CSE HTML Validator

[davidl53]

When downloading HTMLV 8 Pro Beta 3 from htmlvalidator.com, f-secure alerts me that the download contains the above listed trojan. I aborted the doenload. I tested my machine and it tested clean

I did a full scan of my test machine and it tested clean. I set f-secure on my test machine to allow the install-file to download. Upon executing the install program I again was alerted to the trojan problem.

I scanned the directory where downloaded the install and it was labeled contaminated. I deleted the install program and rescanned and my drive was reported clean.

Is this a contaminated download? Is f-secure being fooled by something in the download?

Thanks

[Albert Wiersch]

I've received a few, but not many, reports of infection. I believe these are all false positives. Any download from htmlvalidator.com should be clean.

I've scanned the files with Norton and they all tested clean.

I ran the install program through here:
http://virusscan.jotti.org/

And that site found no problems.

Please make sure your virus checker/scanner is up-to-date.

[NetHawk]

I'm am using the brand new version of AVK 2007 (gdata.de) which is a combination of two virus scanner (Kaspersky and f-secure?). However it also claims that cse80.exe is infected with Trojan.Win32.Delf.sw. I'm confident, that the file is clean and this is a false alarm (I used McAfee and Norton until yesterday, they both didn't complain).

I'm trying to submit the file to Gdata for examination / confirmation and hope they will update their signatures.

[Albert Wiersch]

I'm am using the brand new version of AVK 2007 (gdata.de) which is a combination of two virus scanner (Kaspersky and f-secure?). However it also claims that cse80.exe is infected with Trojan.Win32.Delf.sw. I'm confident, that the file is clean and this is a false alarm (I used McAfee and Norton until yesterday, they both didn't complain).
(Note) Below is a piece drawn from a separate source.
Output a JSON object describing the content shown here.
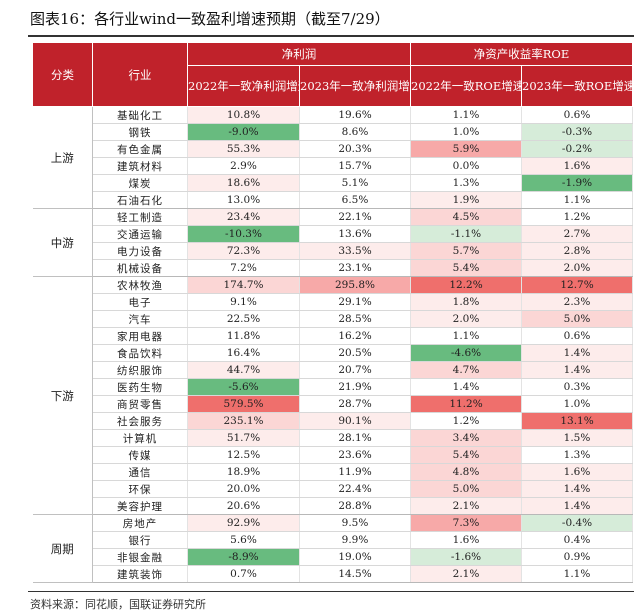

I'm trying to submit the file to Gdata for examination / confirmation and hope they will update their signatures.

Hi NetHawk,

Thanks for the info. From the reports I've received, I believe I can narrow this down to a problem with Kaspersky. I do hope they get this fixed soon!

[Albert Wiersch]

UPDATE: I have emailed Kaspersky and F-Secure about this false positive as it is affecting a small number of CSE HTML Validator v8.0 users.

Anyone using Kaspersky or F-Secure may get this false positive.

[Albert Wiersch]

I did some tests with F-Secure Anti-Virus this morning and didn't have any problems. Can someone confirm that this issue has been resolved by making sure you have the latest definitions and trying to install or run CSE HTML Validator v8.0?

[NetHawk]

I can confirm, that with the signatures of today my GDATA antivirus solution does no longer report cse80.exe as infected.

GDATA consists of a Avast and a Kaspersky engine (not f-secure as I claimed earlier). So Kaspersky standalone should be OK too.

[Albert Wiersch]

I can confirm, that with the signatures of today my GDATA antivirus solution does no longer report cse80.exe as infected.

GDATA consists of a Avast and a Kaspersky engine (not f-secure as I claimed earlier). So Kaspersky standalone should be OK too.

Thanks! Good to hear.

I ran cse80.exe through
http://virusscan.jotti.org/

2006-10-11: The above found that Kaspersky is no longer reporting problems, but now Fortinet and Norman Virus Control are.

2006-10-12: The above found nothing in all scanner results for cse80.exe for pro v8.0011.

Looks like virus programs are getting too aggressive.